Responding, Labour’s Preet Kaur Gill was full of righteous anger. The move was, she said, the “biggest retreat by a British government from our global role in decades.”

The government has to decide if the aid cut is something forced upon it by circumstances, or a voter-pleasing choice

That might seem excessive, but Raab’s response was graceless. “Where to start with that?” he began. The trouble is that it may well be difficult to come to the chamber and explain why you’re breaking a promise you were elected on, but Raab’s career has been built on campaigning to give parliament more power. If it’s not going to use that power to hold governments accountable, then what is the point?

In fact, the people who are most undermining his argument are on his own side. And here we come to an earlier error by Rees-Mogg.

Ben Bradley is a young Tory who is rapidly becoming the go-to MP for journalists who need an outraged quote about BBC newsreaders not singing the national anthem loudly enough. Mutley to Rees-Mogg’s Dick Dastardly, he popped up by video link to tell the Commons Leader that the overseas aid cut would poll very well and was “long overdue”.
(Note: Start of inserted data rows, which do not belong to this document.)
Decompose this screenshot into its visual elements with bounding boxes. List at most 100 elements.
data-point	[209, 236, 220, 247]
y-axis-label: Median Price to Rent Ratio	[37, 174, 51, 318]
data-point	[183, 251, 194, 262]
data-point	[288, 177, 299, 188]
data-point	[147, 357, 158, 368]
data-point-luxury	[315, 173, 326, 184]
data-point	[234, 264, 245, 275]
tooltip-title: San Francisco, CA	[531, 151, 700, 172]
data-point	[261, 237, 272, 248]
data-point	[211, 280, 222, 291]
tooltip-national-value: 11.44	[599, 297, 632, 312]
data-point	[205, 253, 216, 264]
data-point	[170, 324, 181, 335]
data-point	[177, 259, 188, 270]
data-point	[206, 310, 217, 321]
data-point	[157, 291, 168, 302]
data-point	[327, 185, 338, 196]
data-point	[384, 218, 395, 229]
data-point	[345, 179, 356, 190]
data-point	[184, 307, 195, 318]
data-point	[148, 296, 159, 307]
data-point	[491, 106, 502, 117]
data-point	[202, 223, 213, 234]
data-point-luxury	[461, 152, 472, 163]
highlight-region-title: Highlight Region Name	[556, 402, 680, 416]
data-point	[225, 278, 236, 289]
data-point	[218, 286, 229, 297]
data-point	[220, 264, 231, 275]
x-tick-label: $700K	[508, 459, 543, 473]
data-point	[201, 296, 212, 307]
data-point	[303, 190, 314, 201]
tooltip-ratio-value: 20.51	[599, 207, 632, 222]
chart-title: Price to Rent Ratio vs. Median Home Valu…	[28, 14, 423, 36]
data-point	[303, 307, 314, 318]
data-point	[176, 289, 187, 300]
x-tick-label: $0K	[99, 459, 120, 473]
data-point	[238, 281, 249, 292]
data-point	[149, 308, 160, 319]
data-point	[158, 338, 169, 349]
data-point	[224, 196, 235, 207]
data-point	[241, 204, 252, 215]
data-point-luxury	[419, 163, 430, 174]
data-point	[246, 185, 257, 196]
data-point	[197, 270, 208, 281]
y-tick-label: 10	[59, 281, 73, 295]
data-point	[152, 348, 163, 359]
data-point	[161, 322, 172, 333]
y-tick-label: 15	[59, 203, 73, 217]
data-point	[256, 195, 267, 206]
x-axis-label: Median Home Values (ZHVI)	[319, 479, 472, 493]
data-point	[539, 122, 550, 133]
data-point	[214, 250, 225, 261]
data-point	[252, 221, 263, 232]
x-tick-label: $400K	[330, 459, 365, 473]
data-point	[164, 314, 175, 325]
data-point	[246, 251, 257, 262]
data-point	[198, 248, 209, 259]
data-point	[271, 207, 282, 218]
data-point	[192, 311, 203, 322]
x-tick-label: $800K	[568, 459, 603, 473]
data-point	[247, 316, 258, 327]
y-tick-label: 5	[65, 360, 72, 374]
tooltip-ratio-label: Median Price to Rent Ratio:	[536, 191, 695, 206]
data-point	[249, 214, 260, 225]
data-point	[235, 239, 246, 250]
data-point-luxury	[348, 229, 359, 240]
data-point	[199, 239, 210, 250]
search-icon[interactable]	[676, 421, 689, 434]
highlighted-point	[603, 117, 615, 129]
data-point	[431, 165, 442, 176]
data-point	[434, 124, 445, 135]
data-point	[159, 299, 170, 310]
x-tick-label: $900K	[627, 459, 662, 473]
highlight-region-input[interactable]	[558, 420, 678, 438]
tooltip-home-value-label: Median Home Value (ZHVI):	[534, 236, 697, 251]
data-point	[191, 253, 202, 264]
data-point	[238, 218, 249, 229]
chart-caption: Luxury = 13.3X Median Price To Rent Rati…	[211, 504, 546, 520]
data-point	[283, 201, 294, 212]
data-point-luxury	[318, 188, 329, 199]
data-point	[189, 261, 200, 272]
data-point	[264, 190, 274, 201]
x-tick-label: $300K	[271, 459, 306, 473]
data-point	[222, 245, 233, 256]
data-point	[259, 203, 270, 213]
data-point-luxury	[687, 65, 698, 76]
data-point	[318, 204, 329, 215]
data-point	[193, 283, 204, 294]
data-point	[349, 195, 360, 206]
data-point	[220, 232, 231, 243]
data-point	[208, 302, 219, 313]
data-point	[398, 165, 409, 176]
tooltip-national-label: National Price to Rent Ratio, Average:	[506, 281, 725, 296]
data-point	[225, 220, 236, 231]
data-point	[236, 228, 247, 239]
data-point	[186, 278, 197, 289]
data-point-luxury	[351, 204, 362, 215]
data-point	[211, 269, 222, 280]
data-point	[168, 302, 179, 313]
Rees-Mogg, who had ignored earlier questions about the cut, was happy to take this one. “I absolutely agree with him,” he said. “People will very much welcome the announcement made by the government yesterday – other, possibly, than a few Islingtonians.”
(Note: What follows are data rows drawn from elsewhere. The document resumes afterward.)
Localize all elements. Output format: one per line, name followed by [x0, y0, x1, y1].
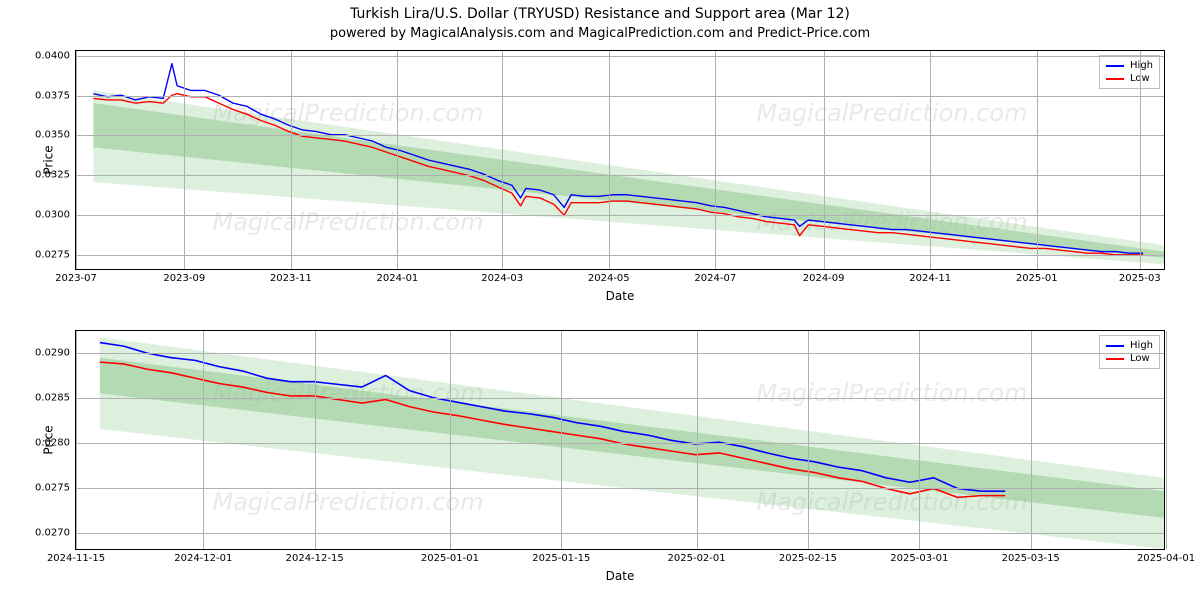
chart-subtitle: powered by MagicalAnalysis.com and Magic…: [0, 26, 1200, 41]
xtick-label: 2025-03-01: [890, 549, 948, 564]
legend: High Low: [1099, 335, 1160, 369]
xtick-label: 2023-11: [270, 269, 312, 284]
xtick-label: 2025-02-01: [668, 549, 726, 564]
xtick-label: 2025-02-15: [779, 549, 837, 564]
legend: High Low: [1099, 55, 1160, 89]
xtick-label: 2024-11-15: [47, 549, 105, 564]
ytick-label: 0.0280: [35, 438, 76, 449]
ytick-label: 0.0400: [35, 50, 76, 61]
ytick-label: 0.0285: [35, 393, 76, 404]
ytick-label: 0.0275: [35, 483, 76, 494]
xtick-label: 2024-09: [803, 269, 845, 284]
bottom-xlabel: Date: [606, 569, 635, 583]
top-chart-svg: [76, 51, 1164, 269]
legend-label: High: [1130, 340, 1153, 351]
xtick-label: 2024-12-15: [286, 549, 344, 564]
figure: Turkish Lira/U.S. Dollar (TRYUSD) Resist…: [0, 0, 1200, 600]
top-xlabel: Date: [606, 289, 635, 303]
xtick-label: 2024-03: [481, 269, 523, 284]
legend-label: High: [1130, 60, 1153, 71]
xtick-label: 2024-07: [694, 269, 736, 284]
legend-swatch-low: [1106, 358, 1124, 360]
xtick-label: 2024-12-01: [174, 549, 232, 564]
ytick-label: 0.0270: [35, 528, 76, 539]
legend-item-low: Low: [1106, 72, 1153, 85]
xtick-label: 2025-03-15: [1002, 549, 1060, 564]
legend-swatch-high: [1106, 65, 1124, 67]
xtick-label: 2025-01: [1016, 269, 1058, 284]
xtick-label: 2025-01-15: [532, 549, 590, 564]
xtick-label: 2024-05: [588, 269, 630, 284]
xtick-label: 2024-01: [377, 269, 419, 284]
top-chart-panel: Price Date MagicalPrediction.com Magical…: [75, 50, 1165, 270]
xtick-label: 2025-01-01: [421, 549, 479, 564]
ytick-label: 0.0300: [35, 210, 76, 221]
ytick-label: 0.0325: [35, 170, 76, 181]
ytick-label: 0.0350: [35, 130, 76, 141]
legend-swatch-high: [1106, 345, 1124, 347]
ytick-label: 0.0275: [35, 250, 76, 261]
ytick-label: 0.0375: [35, 90, 76, 101]
xtick-label: 2025-04-01: [1137, 549, 1195, 564]
chart-title: Turkish Lira/U.S. Dollar (TRYUSD) Resist…: [0, 6, 1200, 22]
xtick-label: 2023-09: [163, 269, 205, 284]
legend-swatch-low: [1106, 78, 1124, 80]
legend-item-high: High: [1106, 339, 1153, 352]
xtick-label: 2025-03: [1119, 269, 1161, 284]
legend-label: Low: [1130, 353, 1150, 364]
bottom-chart-svg: [76, 331, 1164, 549]
xtick-label: 2024-11: [909, 269, 951, 284]
legend-item-high: High: [1106, 59, 1153, 72]
xtick-label: 2023-07: [55, 269, 97, 284]
bottom-chart-panel: Price Date MagicalPrediction.com Magical…: [75, 330, 1165, 550]
ytick-label: 0.0290: [35, 348, 76, 359]
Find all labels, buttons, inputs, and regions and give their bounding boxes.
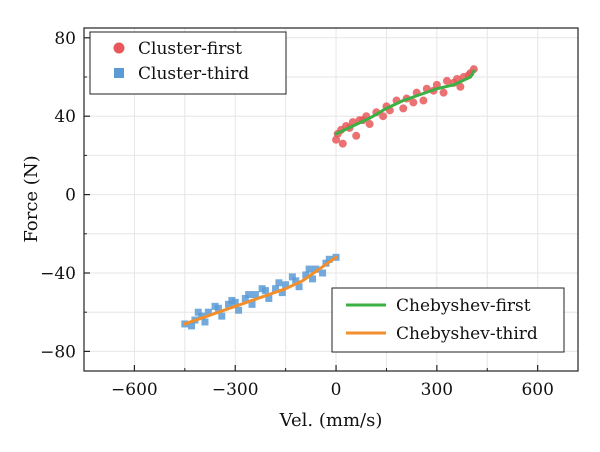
- y-tick-label: 0: [65, 186, 76, 206]
- cluster-first-point: [456, 82, 465, 91]
- legend-marker-cluster-third: [114, 68, 124, 78]
- cluster-third-point: [188, 322, 196, 330]
- legend-box-bottom-right: [331, 287, 565, 353]
- cluster-third-point: [258, 285, 266, 293]
- cluster-third-point: [204, 308, 212, 316]
- cluster-third-point: [275, 279, 283, 287]
- legend-label-cluster-first: Cluster-first: [138, 39, 242, 59]
- cluster-first-point: [409, 98, 418, 107]
- y-tick-label: 80: [54, 29, 76, 49]
- legend-label-cluster-third: Cluster-third: [138, 64, 249, 84]
- plot-frame: [83, 27, 579, 372]
- y-tick-label: −40: [40, 264, 76, 284]
- cluster-third-point: [302, 271, 310, 279]
- tick-labels: −600 −300 0 300 600 −80 −40 0 40 80: [40, 29, 554, 400]
- legend-label-chebyshev-first: Chebyshev-first: [396, 296, 531, 316]
- cluster-third-point: [245, 291, 253, 299]
- cluster-third-point: [198, 312, 206, 320]
- cluster-third-point: [292, 277, 300, 285]
- cluster-first-point: [399, 104, 408, 113]
- x-tick-label: 600: [521, 380, 553, 400]
- cluster-third-point: [218, 312, 226, 320]
- x-tick-label: −600: [111, 380, 158, 400]
- cluster-first-point: [365, 120, 374, 129]
- legend-box-top-left: [89, 31, 287, 95]
- cluster-first-point: [352, 131, 361, 140]
- grid: [83, 28, 578, 371]
- cluster-first-point: [439, 88, 448, 97]
- axis-ticks: [83, 37, 539, 371]
- cluster-third-point: [225, 300, 233, 308]
- cluster-third-point: [194, 308, 202, 316]
- cluster-first-point: [442, 76, 451, 85]
- x-tick-label: −300: [212, 380, 259, 400]
- y-axis-label: Force (N): [21, 155, 42, 242]
- cluster-third-point: [295, 283, 303, 291]
- cluster-third-point: [241, 294, 249, 302]
- legend-label-chebyshev-third: Chebyshev-third: [396, 324, 538, 344]
- legend-bottom-right: Chebyshev-first Chebyshev-third: [331, 287, 565, 353]
- cluster-third-point: [211, 302, 219, 310]
- cluster-third-point: [251, 291, 259, 299]
- x-tick-label: 0: [331, 380, 342, 400]
- y-tick-label: −80: [40, 342, 76, 362]
- cluster-third-point: [305, 265, 313, 273]
- cluster-first-point: [469, 65, 478, 74]
- cluster-third-point: [309, 275, 317, 283]
- cluster-third-point: [235, 306, 243, 314]
- cluster-third-point: [278, 289, 286, 297]
- cluster-third-point: [265, 294, 273, 302]
- cluster-third-point: [248, 300, 256, 308]
- cluster-third-point: [325, 255, 333, 263]
- cluster-third-point: [282, 281, 290, 289]
- cluster-first-point: [338, 139, 347, 148]
- cluster-third-point: [228, 296, 236, 304]
- plot-series: [181, 65, 478, 330]
- legend-marker-cluster-first: [113, 42, 125, 54]
- y-tick-label: 40: [54, 107, 76, 127]
- cluster-third-point: [312, 265, 320, 273]
- x-tick-label: 300: [421, 380, 453, 400]
- cluster-third-point: [272, 285, 280, 293]
- cluster-third-point: [288, 273, 296, 281]
- x-axis-label: Vel. (mm/s): [279, 410, 383, 431]
- cluster-first-point: [419, 96, 428, 105]
- cluster-first-point: [379, 112, 388, 121]
- cluster-third-point: [201, 318, 209, 326]
- chebyshev-first-line: [334, 69, 476, 136]
- chebyshev-third-line: [183, 255, 338, 326]
- legend-top-left: Cluster-first Cluster-third: [89, 31, 287, 95]
- cluster-third-point: [319, 269, 327, 277]
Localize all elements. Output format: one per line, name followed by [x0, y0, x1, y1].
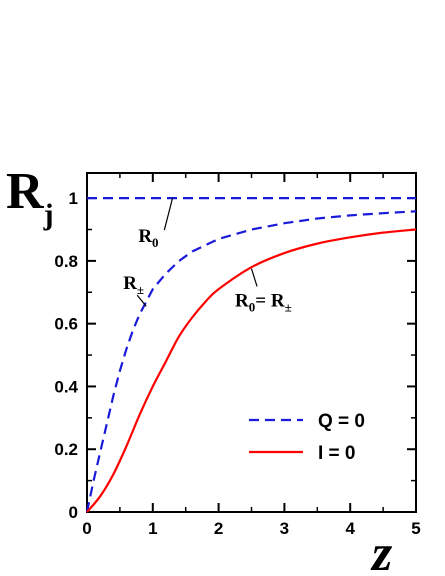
y-axis-label: Rj [6, 163, 54, 231]
annotation-1: R± [123, 273, 144, 297]
legend: Q = 0 I = 0 [249, 411, 365, 464]
series-layer [85, 197, 417, 513]
y-tick-label: 0 [69, 503, 78, 522]
annotation-main: R [123, 273, 137, 294]
tick-labels: 0 1 2 3 4 5 0 0.2 0.4 0.6 0.8 1 [54, 189, 420, 538]
x-tick-label: 3 [280, 519, 289, 538]
annotation-tail-sub: ± [285, 299, 292, 314]
legend-label: I = 0 [318, 443, 356, 464]
legend-label: Q = 0 [318, 411, 365, 432]
y-tick-label: 0.6 [54, 315, 78, 334]
annotation-sub: 0 [249, 299, 256, 314]
annotations: R0R±R0= R± [123, 197, 292, 314]
y-axis-label-main: R [6, 163, 45, 220]
annotation-tail: = R [255, 290, 285, 311]
plot-frame [86, 172, 417, 513]
annotation-pointer-1 [136, 294, 147, 307]
annotation-2: R0= R± [235, 290, 292, 314]
series-line-2 [86, 228, 417, 513]
annotation-sub: ± [137, 282, 144, 297]
y-tick-label: 0.4 [54, 377, 78, 396]
y-axis-label-sub: j [43, 198, 54, 231]
x-tick-label: 4 [345, 519, 355, 538]
annotation-0: R0 [138, 226, 158, 250]
y-tick-label: 0.8 [54, 252, 78, 271]
annotation-sub: 0 [152, 235, 159, 250]
x-tick-label: 2 [214, 519, 223, 538]
y-tick-label: 1 [69, 189, 78, 208]
series-line-0 [85, 210, 417, 513]
y-tick-label: 0.2 [54, 440, 78, 459]
annotation-main: R [235, 290, 249, 311]
x-tick-label: 1 [148, 519, 157, 538]
annotation-main: R [138, 226, 152, 247]
x-tick-label: 0 [82, 519, 91, 538]
annotation-pointer-0 [163, 197, 174, 231]
annotation-pointer-2 [250, 268, 258, 287]
x-axis-label: z [370, 525, 393, 576]
x-tick-label: 5 [411, 519, 420, 538]
ticks [86, 173, 417, 513]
There are a few problems with this. First, many of those angriest about the cut are Tories. David Davis is hardly an Islington liberal. Second, if your guide to foreign aid donations is going to be what the public thinks we can spare, you will rapidly find you’re sending crates of Brussels sprouts that are past their date along with unsold copies of Iain Duncan Smith’s novel.

But most of all, the government has to decide if the aid cut is something forced upon it by circumstances, or a voter-pleasing choice taken to stick it to Guardian readers. Raab says it’s one, but Rees-Mogg, perhaps having sipped too much of whatever it is he’s serving his guests, made it sound very much like the other.